THOUSANDS of people who invested in a Basildon-based Caribbean luxury resort would have no access to official compensation if the scheme collapsed.

The Financial Services Authority, the UK finance watchdog, has issued an official “alert” concerning Harlequin Property, based in Honywood Road, which has taken an estimated £300million in deposits on the properties.

Many invested using their pensions and others remortgaged homes to pay deposits.

Since last April, the Echo has revealed the firm has sold at least 6,000 holiday rooms across seven resorts but only built about 300 at one of them.

The FSA notice explains that Harlequin is not authorised or regulated by it, so there is no Governmentbacked protection scheme.

The investments are often sold through a network of third party agents, including independent financial advisers, who have to be regulated by the Financial Services Authority. The Financial Services Authority has issued the warning because of this.

A spokesman said: “We put alerts out for a variety of things, such as things we have concerns about. The Harlequin alert is being sent out by letter to every independent financial adviser in the country, regardless of whether they sell it or not.”

The notice reminds advisers of their responsibilities to investors.

It states: “The Financial Services Authority expects advisers to have undertaken thorough due diligence on the various developments being sold through Harlequin Property to fully satisfy themselves that it is a suitable investment.”

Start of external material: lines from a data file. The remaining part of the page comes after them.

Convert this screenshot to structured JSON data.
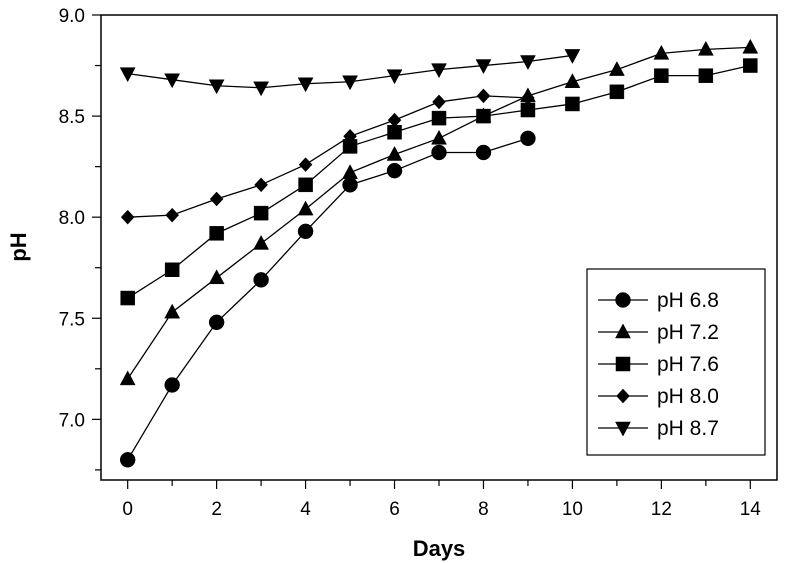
{
  "chart_data": {
    "type": "line",
    "xlabel": "Days",
    "ylabel": "pH",
    "xlim": [
      -0.6,
      14.6
    ],
    "ylim": [
      6.7,
      9.0
    ],
    "xticks": [
      0,
      2,
      4,
      6,
      8,
      10,
      12,
      14
    ],
    "xtick_labels": [
      "0",
      "2",
      "4",
      "6",
      "8",
      "10",
      "12",
      "14"
    ],
    "yticks": [
      7.0,
      7.5,
      8.0,
      8.5,
      9.0
    ],
    "ytick_labels": [
      "7.0",
      "7.5",
      "8.0",
      "8.5",
      "9.0"
    ],
    "grid": false,
    "legend_position": "bottom-right",
    "series": [
      {
        "name": "pH 6.8",
        "marker": "circle",
        "x": [
          0,
          1,
          2,
          3,
          4,
          5,
          6,
          7,
          8,
          9
        ],
        "y": [
          6.8,
          7.17,
          7.48,
          7.69,
          7.93,
          8.16,
          8.23,
          8.32,
          8.32,
          8.39
        ]
      },
      {
        "name": "pH 7.2",
        "marker": "triangle-up",
        "x": [
          0,
          1,
          2,
          3,
          4,
          5,
          6,
          7,
          8,
          9,
          10,
          11,
          12,
          13,
          14
        ],
        "y": [
          7.2,
          7.53,
          7.7,
          7.87,
          8.04,
          8.22,
          8.31,
          8.39,
          8.5,
          8.6,
          8.67,
          8.73,
          8.81,
          8.83,
          8.84
        ]
      },
      {
        "name": "pH 7.6",
        "marker": "square",
        "x": [
          0,
          1,
          2,
          3,
          4,
          5,
          6,
          7,
          8,
          9,
          10,
          11,
          12,
          13,
          14
        ],
        "y": [
          7.6,
          7.74,
          7.92,
          8.02,
          8.16,
          8.35,
          8.42,
          8.49,
          8.5,
          8.53,
          8.56,
          8.62,
          8.7,
          8.7,
          8.75
        ]
      },
      {
        "name": "pH 8.0",
        "marker": "diamond",
        "x": [
          0,
          1,
          2,
          3,
          4,
          5,
          6,
          7,
          8,
          9
        ],
        "y": [
          8.0,
          8.01,
          8.09,
          8.16,
          8.26,
          8.4,
          8.48,
          8.57,
          8.6,
          8.59
        ]
      },
      {
        "name": "pH 8.7",
        "marker": "triangle-down",
        "x": [
          0,
          1,
          2,
          3,
          4,
          5,
          6,
          7,
          8,
          9,
          10
        ],
        "y": [
          8.71,
          8.68,
          8.65,
          8.64,
          8.66,
          8.67,
          8.7,
          8.73,
          8.75,
          8.77,
          8.8
        ]
      }
    ]
  }
}
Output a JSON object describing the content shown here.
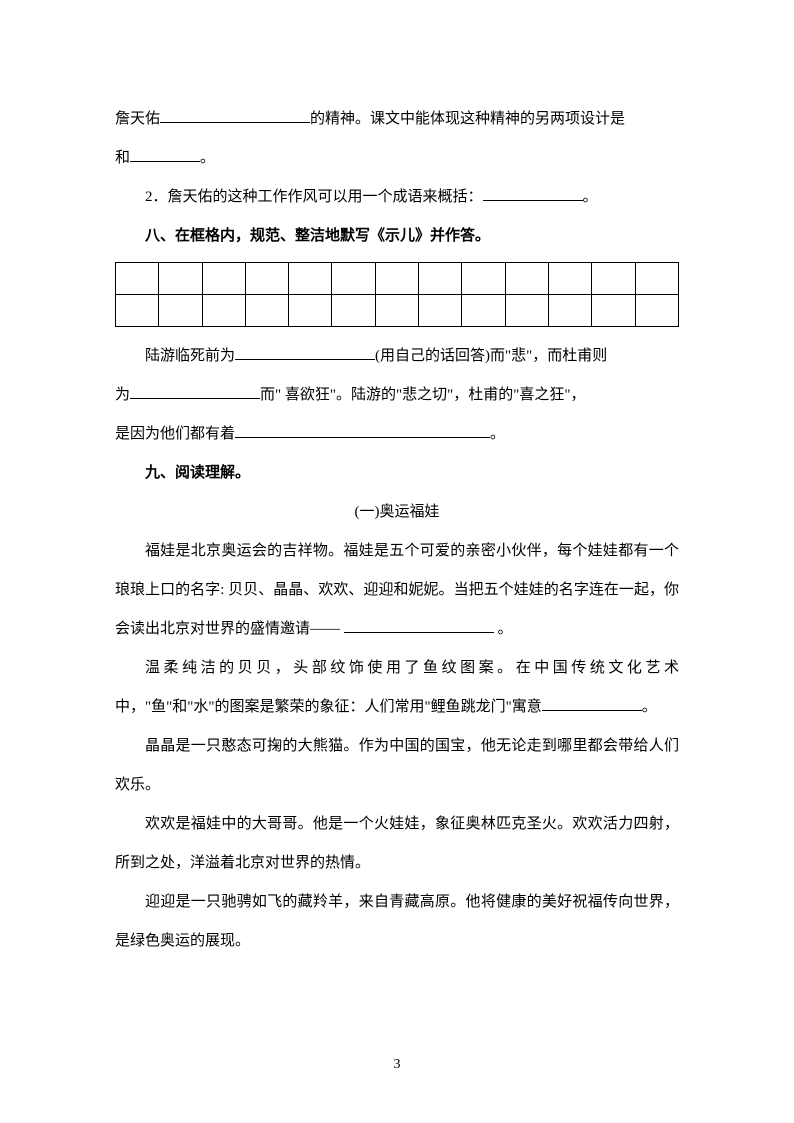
{
  "p1_a": "詹天佑",
  "p1_b": "的精神。课文中能体现这种精神的另两项设计是",
  "p2_a": "和",
  "p2_b": "。",
  "p3": "2．詹天佑的这种工作作风可以用一个成语来概括：",
  "p3_b": "。",
  "h8": "八、在框格内，规范、整洁地默写《示儿》并作答。",
  "table": {
    "rows": 2,
    "cols": 13
  },
  "p4_a": "陆游临死前为",
  "p4_b": "(用自己的话回答)而\"悲\"，而杜甫则",
  "p5_a": "为",
  "p5_b": "而\" 喜欲狂\"。陆游的\"悲之切\"，杜甫的\"喜之狂\"，",
  "p6_a": "是因为他们都有着",
  "p6_b": "。",
  "h9": "九、阅读理解。",
  "title1": "(一)奥运福娃",
  "p7": "福娃是北京奥运会的吉祥物。福娃是五个可爱的亲密小伙伴，每个娃娃都有一个琅琅上口的名字: 贝贝、晶晶、欢欢、迎迎和妮妮。当把五个娃娃的名字连在一起，你会读出北京对世界的盛情邀请—— ",
  "p7_b": " 。",
  "p8_a": "温柔纯洁的贝贝，头部纹饰使用了鱼纹图案。在中国传统文化艺术中，\"鱼\"和\"水\"的图案是繁荣的象征：人们常用\"鲤鱼跳龙门\"寓意",
  "p8_b": "。",
  "p9": "晶晶是一只憨态可掬的大熊猫。作为中国的国宝，他无论走到哪里都会带给人们欢乐。",
  "p10": "欢欢是福娃中的大哥哥。他是一个火娃娃，象征奥林匹克圣火。欢欢活力四射，所到之处，洋溢着北京对世界的热情。",
  "p11": "迎迎是一只驰骋如飞的藏羚羊，来自青藏高原。他将健康的美好祝福传向世界，是绿色奥运的展现。",
  "pageNumber": "3"
}
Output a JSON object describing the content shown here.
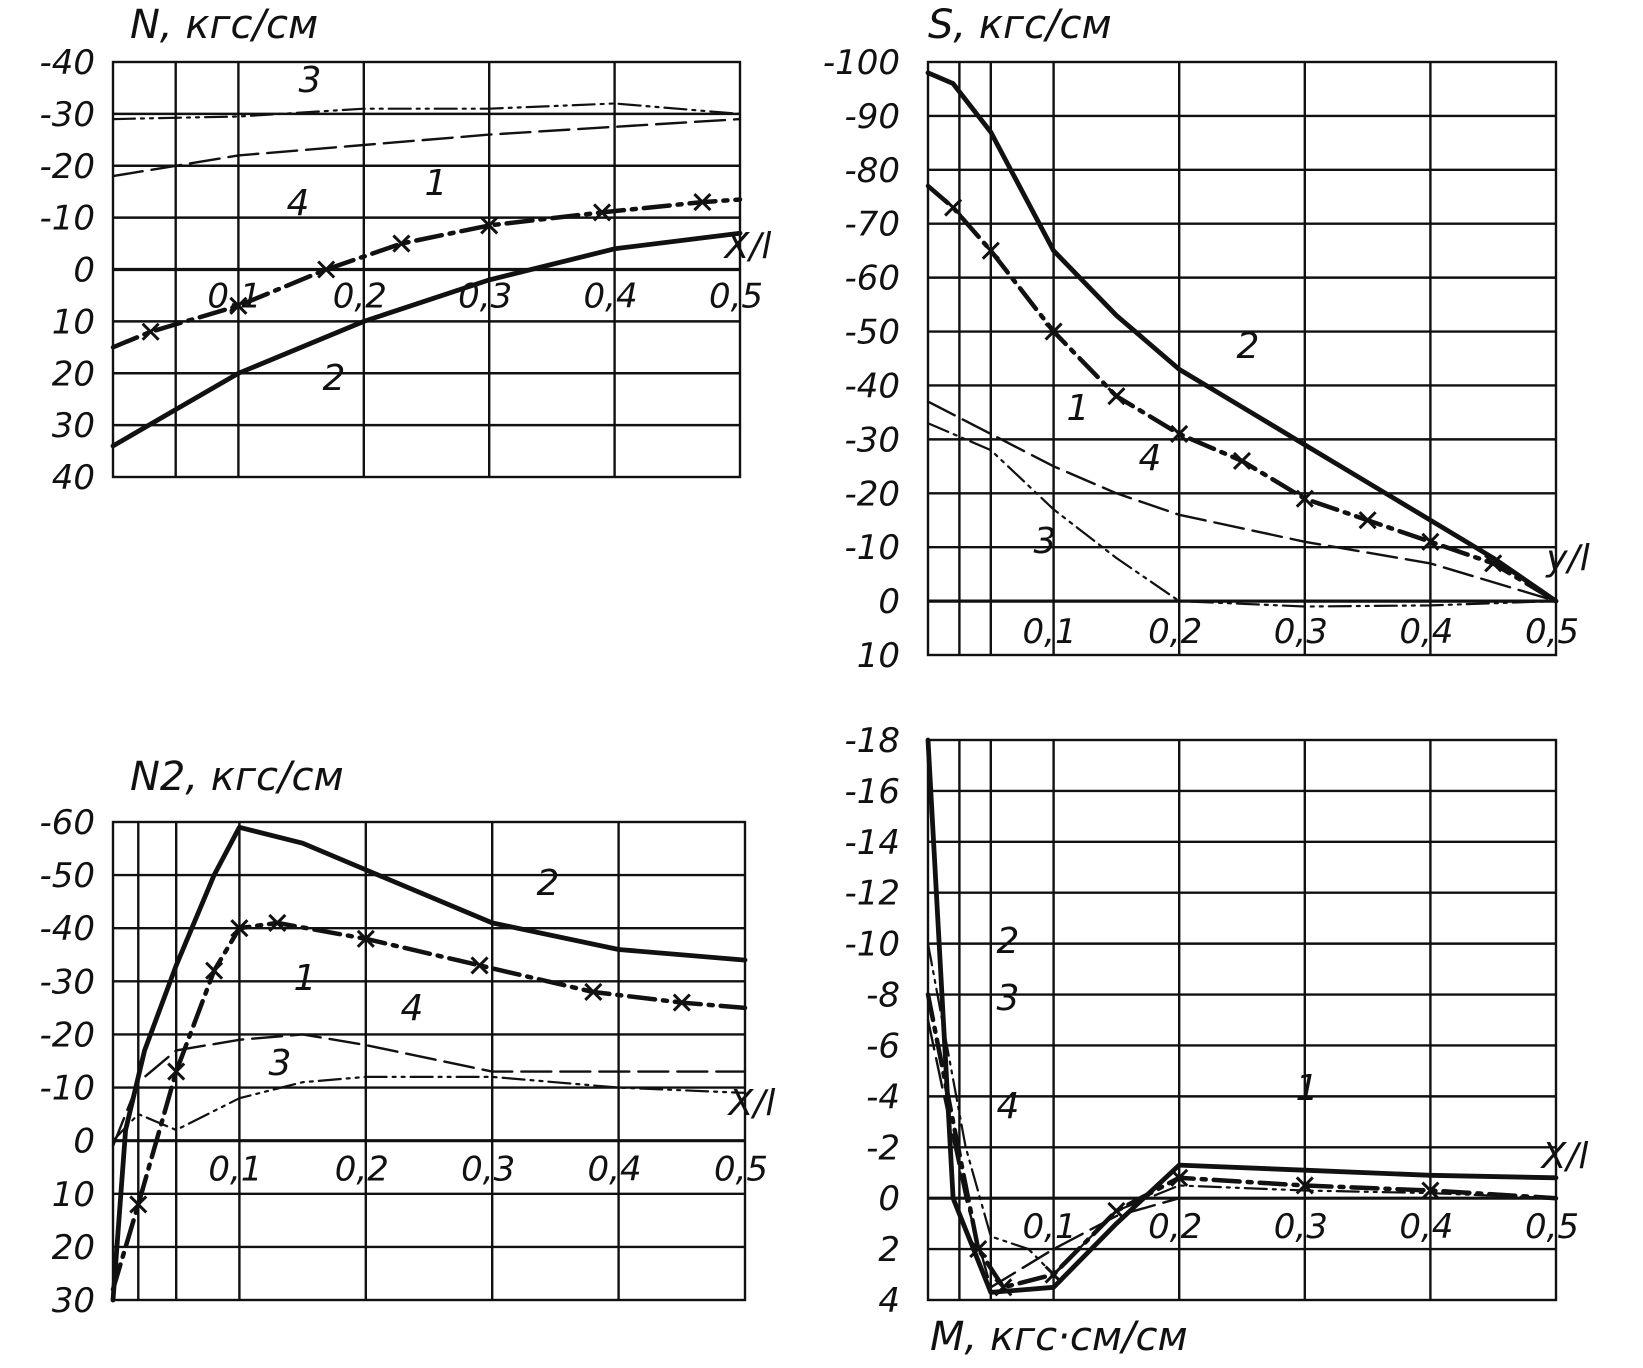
{
  "chart_data": [
    {
      "type": "line",
      "title": "N, кгс/см",
      "xlabel": "X/l",
      "xlim": [
        0,
        0.5
      ],
      "ylim": [
        -40,
        40
      ],
      "y_inverted": true,
      "grid": true,
      "x_ticks": [
        "0,1",
        "0,2",
        "0,3",
        "0,4",
        "0,5"
      ],
      "y_ticks": [
        "-40",
        "-30",
        "-20",
        "-10",
        "0",
        "10",
        "20",
        "30",
        "40"
      ],
      "series": [
        {
          "name": "1",
          "x": [
            0,
            0.03,
            0.1,
            0.17,
            0.23,
            0.3,
            0.39,
            0.47,
            0.5
          ],
          "y": [
            15,
            12,
            7,
            0,
            -5,
            -8.5,
            -11,
            -13,
            -13.5
          ]
        },
        {
          "name": "2",
          "x": [
            0,
            0.05,
            0.1,
            0.2,
            0.3,
            0.4,
            0.5
          ],
          "y": [
            34,
            27,
            20,
            10,
            2,
            -4,
            -7
          ]
        },
        {
          "name": "3",
          "x": [
            0,
            0.1,
            0.2,
            0.3,
            0.4,
            0.5
          ],
          "y": [
            -29,
            -29.5,
            -31,
            -31,
            -32,
            -30
          ]
        },
        {
          "name": "4",
          "x": [
            0,
            0.05,
            0.1,
            0.2,
            0.3,
            0.4,
            0.5
          ],
          "y": [
            -18,
            -20,
            -22,
            -24,
            -26,
            -27.5,
            -29
          ]
        }
      ]
    },
    {
      "type": "line",
      "title": "S, кгс/см",
      "xlabel": "y/l",
      "xlim": [
        0,
        0.5
      ],
      "ylim": [
        -100,
        10
      ],
      "y_inverted": true,
      "grid": true,
      "x_ticks": [
        "0,1",
        "0,2",
        "0,3",
        "0,4",
        "0,5"
      ],
      "y_ticks": [
        "-100",
        "-90",
        "-80",
        "-70",
        "-60",
        "-50",
        "-40",
        "-30",
        "-20",
        "-10",
        "0",
        "10"
      ],
      "series": [
        {
          "name": "1",
          "x": [
            0,
            0.02,
            0.05,
            0.1,
            0.15,
            0.2,
            0.25,
            0.3,
            0.35,
            0.4,
            0.45,
            0.5
          ],
          "y": [
            -77,
            -73,
            -65,
            -50,
            -38,
            -31,
            -26,
            -19,
            -15,
            -11,
            -7,
            0
          ]
        },
        {
          "name": "2",
          "x": [
            0,
            0.02,
            0.05,
            0.1,
            0.15,
            0.2,
            0.25,
            0.3,
            0.35,
            0.4,
            0.45,
            0.5
          ],
          "y": [
            -98,
            -96,
            -87,
            -65,
            -53,
            -43,
            -36,
            -29,
            -22,
            -15,
            -8,
            0
          ]
        },
        {
          "name": "3",
          "x": [
            0,
            0.05,
            0.1,
            0.15,
            0.2,
            0.25,
            0.3,
            0.4,
            0.5
          ],
          "y": [
            -33,
            -28,
            -17,
            -8,
            0,
            0.5,
            1,
            0.8,
            0
          ]
        },
        {
          "name": "4",
          "x": [
            0,
            0.05,
            0.1,
            0.15,
            0.2,
            0.3,
            0.4,
            0.5
          ],
          "y": [
            -37,
            -31,
            -25,
            -20,
            -16,
            -11,
            -7,
            0
          ]
        }
      ]
    },
    {
      "type": "line",
      "title": "N2, кгс/см",
      "xlabel": "X/l",
      "xlim": [
        0,
        0.5
      ],
      "ylim": [
        -60,
        30
      ],
      "y_inverted": true,
      "grid": true,
      "x_ticks": [
        "0,1",
        "0,2",
        "0,3",
        "0,4",
        "0,5"
      ],
      "y_ticks": [
        "-60",
        "-50",
        "-40",
        "-30",
        "-20",
        "-10",
        "0",
        "10",
        "20",
        "30"
      ],
      "series": [
        {
          "name": "1",
          "x": [
            0,
            0.02,
            0.05,
            0.08,
            0.1,
            0.13,
            0.2,
            0.29,
            0.38,
            0.45,
            0.5
          ],
          "y": [
            28,
            12,
            -13,
            -32,
            -40,
            -41,
            -38,
            -33,
            -28,
            -26,
            -25
          ]
        },
        {
          "name": "2",
          "x": [
            0,
            0.01,
            0.025,
            0.05,
            0.08,
            0.1,
            0.15,
            0.2,
            0.3,
            0.4,
            0.5
          ],
          "y": [
            30,
            -2,
            -17,
            -33,
            -50,
            -59,
            -56,
            -51,
            -41,
            -36,
            -34
          ]
        },
        {
          "name": "3",
          "x": [
            0,
            0.02,
            0.05,
            0.1,
            0.15,
            0.2,
            0.3,
            0.4,
            0.5
          ],
          "y": [
            0,
            -5,
            -2,
            -8,
            -11,
            -12,
            -12,
            -10,
            -9
          ]
        },
        {
          "name": "4",
          "x": [
            0,
            0.02,
            0.05,
            0.1,
            0.15,
            0.2,
            0.3,
            0.4,
            0.5
          ],
          "y": [
            1,
            -11,
            -17,
            -19,
            -20,
            -18,
            -13,
            -13,
            -13
          ]
        }
      ]
    },
    {
      "type": "line",
      "title": "M, кгс·см/см",
      "xlabel": "X/l",
      "xlim": [
        0,
        0.5
      ],
      "ylim": [
        -18,
        4
      ],
      "y_inverted": true,
      "grid": true,
      "x_ticks": [
        "0,1",
        "0,2",
        "0,3",
        "0,4",
        "0,5"
      ],
      "y_ticks": [
        "-18",
        "-16",
        "-14",
        "-12",
        "-10",
        "-8",
        "-6",
        "-4",
        "-2",
        "0",
        "2",
        "4"
      ],
      "series": [
        {
          "name": "1",
          "x": [
            0,
            0.04,
            0.06,
            0.1,
            0.15,
            0.2,
            0.3,
            0.4,
            0.5
          ],
          "y": [
            -8,
            2,
            3.5,
            3,
            0.5,
            -0.8,
            -0.5,
            -0.3,
            0
          ]
        },
        {
          "name": "2",
          "x": [
            0,
            0.02,
            0.05,
            0.1,
            0.15,
            0.2,
            0.3,
            0.4,
            0.5
          ],
          "y": [
            -18,
            0,
            3.7,
            3.5,
            1,
            -1.3,
            -1.1,
            -0.9,
            -0.8
          ]
        },
        {
          "name": "3",
          "x": [
            0,
            0.03,
            0.05,
            0.08,
            0.1,
            0.15,
            0.2,
            0.3,
            0.4,
            0.5
          ],
          "y": [
            -10,
            -2,
            1.5,
            2,
            3,
            0.5,
            -0.5,
            -0.3,
            -0.2,
            0
          ]
        },
        {
          "name": "4",
          "x": [
            0,
            0.03,
            0.05,
            0.1,
            0.15,
            0.2,
            0.3,
            0.4,
            0.5
          ],
          "y": [
            -7,
            0,
            3.5,
            2,
            0.7,
            0,
            0,
            0,
            0
          ]
        }
      ]
    }
  ]
}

A spokesman for Carter Ruck, Harlequin’s solicitor, said: “The notice simply provides guidance to regulated advisers as to due diligence they should undertake prior to investing in Harlequin.

“Harlequin fully endorses that guidance, both for regulated Independent Financial Advisers and non-regulated agents who are selling its properties. Harlequin worked with the FSA in drafting the notice. This guidance is also reflected on Harlequin's website. Such guidance reflects best practice and is entirely commonplace for investments of this kind.”